Anda di halaman 1dari 2

Nabi Muhammad saw menempuh banyak cara untuk menyampaikan risalah Islam, baik

selama di Mekkah maupun di Madinah. Sejak awal, Islam sudah menjadi agama dakwah. Agama
yang menetapkan, mengajarkan, dan mengajak orang untuk berbuat baik, menaati segala yang
menjadi kewajiban Islam dan meninggalkan apa yang menjadi larangan Tuhan (amar makruf
nahi munkar). Nabi Muhamamd SAW yang mula-mula mendapat tugas dakwah Islam sebagai
pelanjut dakwah para nabi dan orang saleh sebelumnya, menjadikan seluruh aktivitasnya sebagai
dakwah di jalan Tuhan.

Semula, dakwah Nabi SAW dilakukan secara sembunyi-sembunyi dan dari rumah ke
rumah. Cara ini ditempuh berkaitan dengan besarnya tantangan dan rintangan dari kaum
jahiliyah Quraisy yang terus memusuhi agama baru yang dibawa Nabi Muhammad SAW. Selain
kaum Quraisy, cercaan dan rintangan juga datang dari keluarga Muhammad yang belum
menerima ajaran Islam. Semua cobaan itu dihadapi Nabi SAW dengan hati lapang, sabar dan
tabah.

Baru setelah umat Islam bertambah dan makin banyaknya para pemuka suku Quraisy
masuk Islam, dakwah dilakukan Nabi SAW secara terbuka dan terang-terangan. Selain secara
lisan, dakwah juga dilakukan secara tertulis. Cara terakhir ini, misalnya, dilakukan Rasulullah
dengan berkirim surat kepada para raja di masanya, di antaranya Raja Heraklius dari Byzantium,
Raja Mukaukis dari Mesir, Raja Kisra dari Persia (Iran), serta Raja Najasyi dari Habasyah
(Ethiopia). Isi surat itu adalah menyeru mereka untuk menganut agama Islam.

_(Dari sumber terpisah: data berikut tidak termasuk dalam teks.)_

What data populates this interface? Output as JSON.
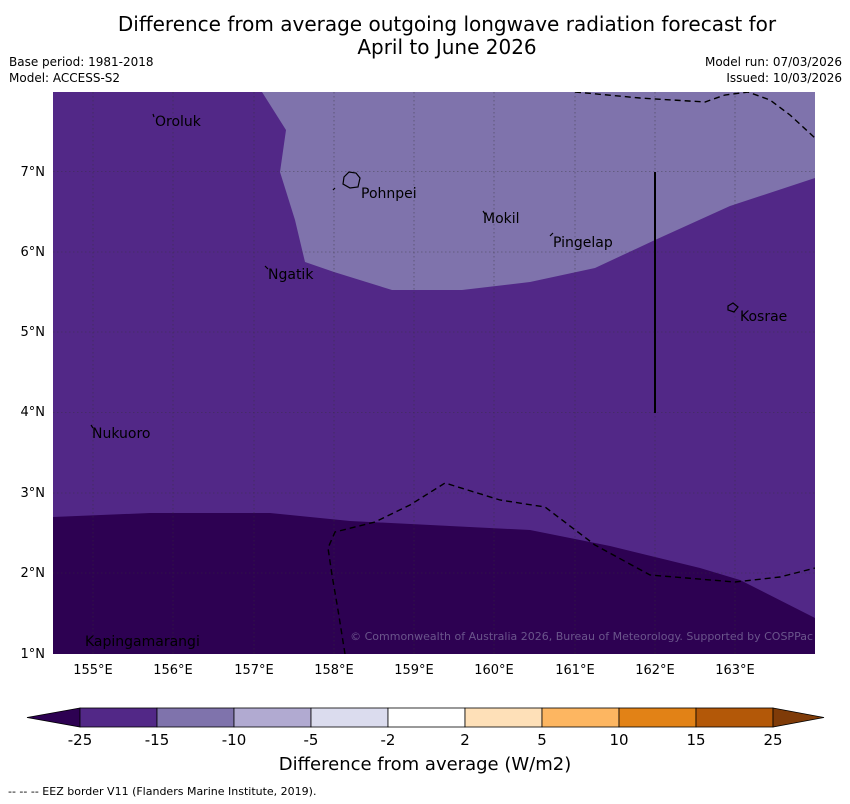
{
  "title": "Difference from average outgoing longwave radiation forecast for\nApril to June 2026",
  "title_line1": "Difference from average outgoing longwave radiation forecast for",
  "title_line2": "April to June 2026",
  "base_period": "Base period: 1981-2018",
  "model": "Model: ACCESS-S2",
  "model_run": "Model run: 07/03/2026",
  "issued": "Issued: 10/03/2026",
  "copyright": "© Commonwealth of Australia 2026, Bureau of Meteorology. Supported by COSPPac",
  "lat_labels": [
    "7°N",
    "6°N",
    "5°N",
    "4°N",
    "3°N",
    "2°N",
    "1°N"
  ],
  "lon_labels": [
    "155°E",
    "156°E",
    "157°E",
    "158°E",
    "159°E",
    "160°E",
    "161°E",
    "162°E",
    "163°E"
  ],
  "places": [
    "Oroluk",
    "Pohnpei",
    "Mokil",
    "Pingelap",
    "Ngatik",
    "Kosrae",
    "Nukuoro",
    "Kapingamarangi"
  ],
  "colorbar": {
    "ticks": [
      "-25",
      "-15",
      "-10",
      "-5",
      "-2",
      "2",
      "5",
      "10",
      "15",
      "25"
    ],
    "colors": [
      "#2d0152",
      "#522887",
      "#7f73ac",
      "#b1aad1",
      "#dbdcee",
      "#ffffff",
      "#fee0b8",
      "#fdb661",
      "#e28216",
      "#b35808",
      "#7f3b08"
    ],
    "label": "Difference from average (W/m2)"
  },
  "footer": "--  --  -- EEZ border V11 (Flanders Marine Institute, 2019)."
}
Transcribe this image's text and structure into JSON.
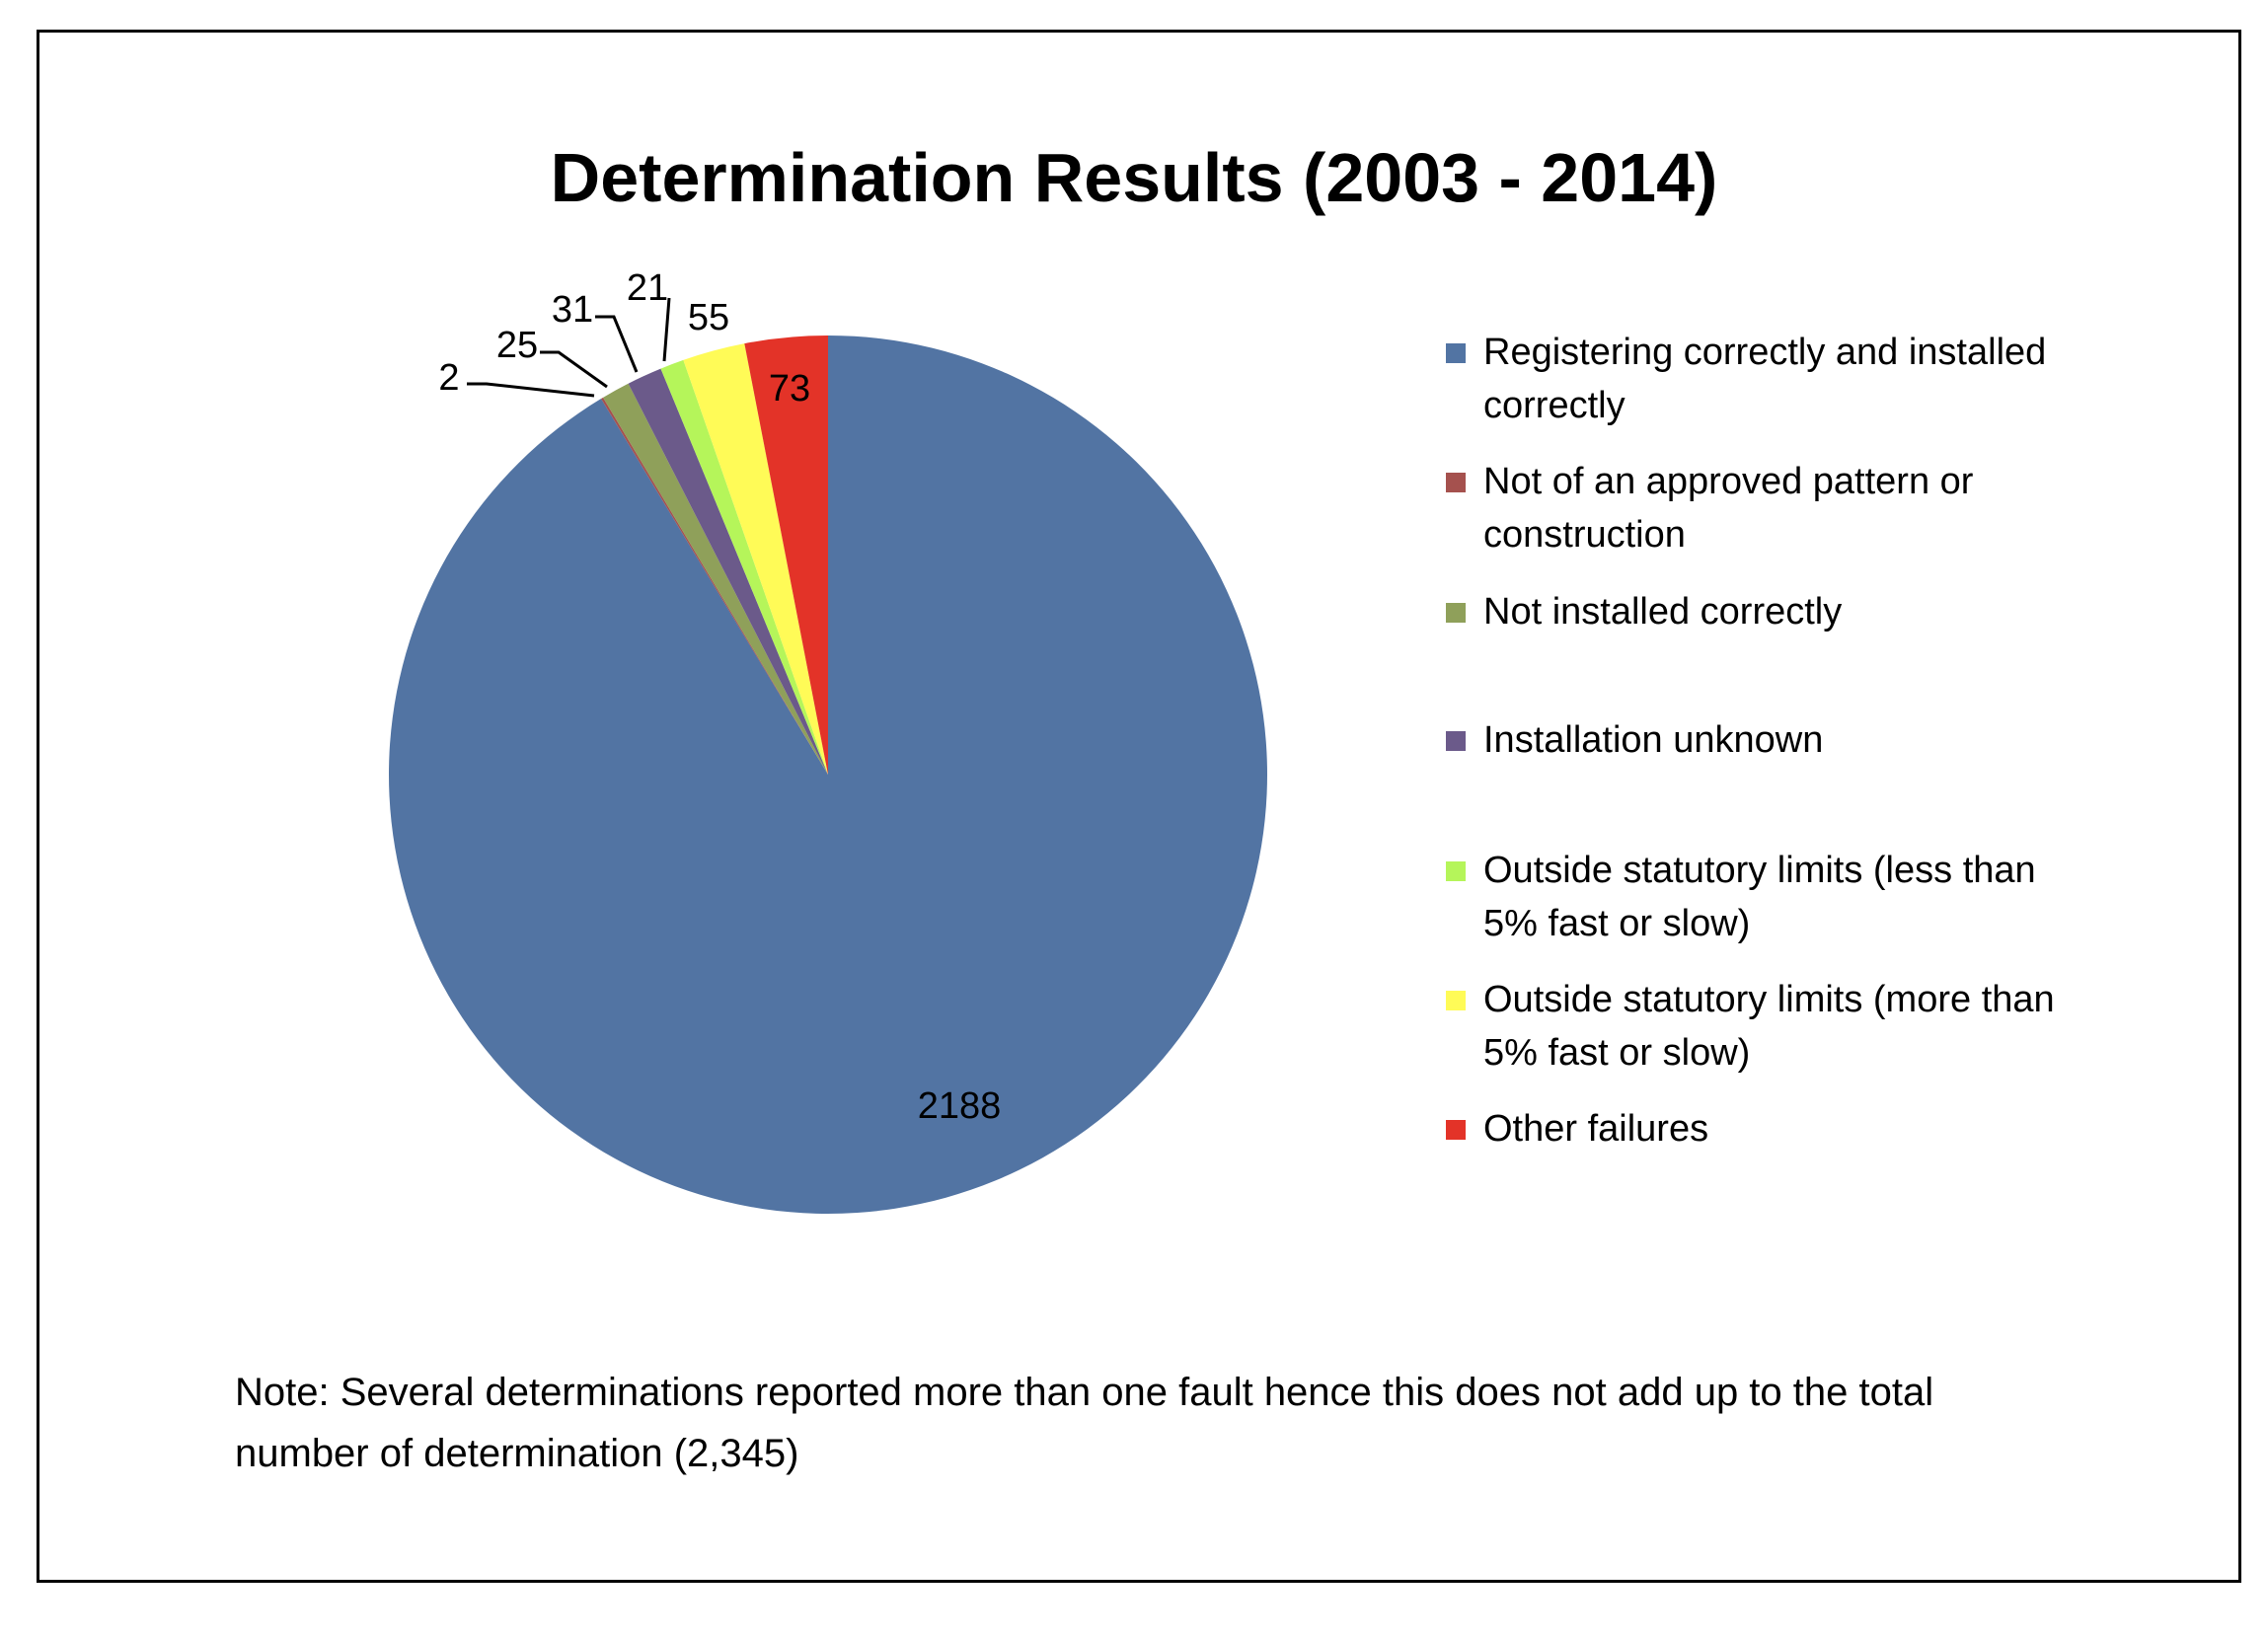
{
  "chart_data": {
    "type": "pie",
    "title": "Determination Results (2003 - 2014)",
    "start_angle": "top, clockwise",
    "slices": [
      {
        "label": "Registering correctly and installed correctly",
        "value": 2188,
        "color": "#5274A3"
      },
      {
        "label": "Not of an approved pattern or construction",
        "value": 2,
        "color": "#A5514E"
      },
      {
        "label": "Not installed correctly",
        "value": 25,
        "color": "#8FA05A"
      },
      {
        "label": "Installation unknown",
        "value": 31,
        "color": "#6B5A8A"
      },
      {
        "label": "Outside statutory limits (less than 5% fast or slow)",
        "value": 21,
        "color": "#B5F55A"
      },
      {
        "label": "Outside statutory limits (more than 5% fast or slow)",
        "value": 55,
        "color": "#FFFB57"
      },
      {
        "label": "Other failures",
        "value": 73,
        "color": "#E33328"
      }
    ],
    "legend_position": "right"
  },
  "note": "Note: Several determinations reported more than one fault hence this does not add up to the total number of determination (2,345)"
}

Agar dakwah dapat mencapai sasaran dengan baik, Allah SWT memberi konsep strategis
kepada Nabi SAW. Konsep itu mencakup tiga metode, sebagaimana tercantum surat An Nahl
ayat 125 yaitu dengan metode al hikmah, al mau'izah al hasanah, dan al mujadalah billati hiya
ahsan.

Dakwah bil hikmah berarti menyampaikan dakwah dengan terlebih dulu mengetahui
tujuannya dan mengenal secara benar dan mendalam orang atau masyarakat yang menjadi
sasarannya. Kedua, dakwah bilmau'izah hasanah, yang mengandung arti memberi kepuasan
kepada jiwa orang atau masyarakat yang menjadi sasaran dakwah dengan cara-cara yang baik,
seperti memberi nasihat, pengajaran, serta contoh praktis (teladan) positif. Sementara dakwah
mujadalah billati hiya ahsan adalah dakwah yang dilakukan dengan cara bertukar pikiran
(dialog), sesuai kondisi masyarakat setempat tanpa melukai perasaan mereka. Tiga bentuk
dakwah inilah yang ditempuh Nabi SAW dalam menunaikan amanat dari Allah.Dalam
praktiknya, sikap Nabi SAW keseharian juga menunjukkan dakwah, yakni bil haal. Karena
itulah, Allah menegaskan, pada pribadi Muhammad tercermin teladan hidup yang baik..

Sepeninggal Nabi SAW, dakwah Islam dilanjutkan para sahabat, di antaranya para
pemimpin Islam yang empat: Abu Bakar, Umar bin Khathab, Usman bin Affan, dan Ali bin Abi
Thalib. Di masa para sahabat dan generasi sesudahnya inilah, dakwah Islam terus meluas dan
makin mendapatkan tempat di hati masyarakat, sekalipun tantangan juga tak kalah derasnya.
Mengiringi proses kehidupan, tugas dakwah terus berlanjut hingga kini. Bahkan, setiap diri dari
kita pun sebenarnya mempunyai amanat menyampaikan risalah Alhanif ini. Karena itu pula,
setiap juru dakwah (dai) berarti juga penerus tugas para nabi dan rasul.

Itu sebabnya mereka pantas memperoleh kemuliaan dan pahala yang besar dari Allah.
Allah memuji para penyeru dakwah ini dengan berkata, "Dan siapakah yang lebih baik
perkataannya daripada orang yang menyeru kepada Allah, mengerjakan amal yang saleh dan
berkata: sesungguhnya aku termasuk orang-orang yang berserah diri," (Al-Fushilat: 33).
Sementara Rasulullah SAW menegaskan, "Barang siapa yang menunjukkan kepada kebaikan,
maka ia mendapat pahala sama dengan yang mengerjakannya," (HR Muslim).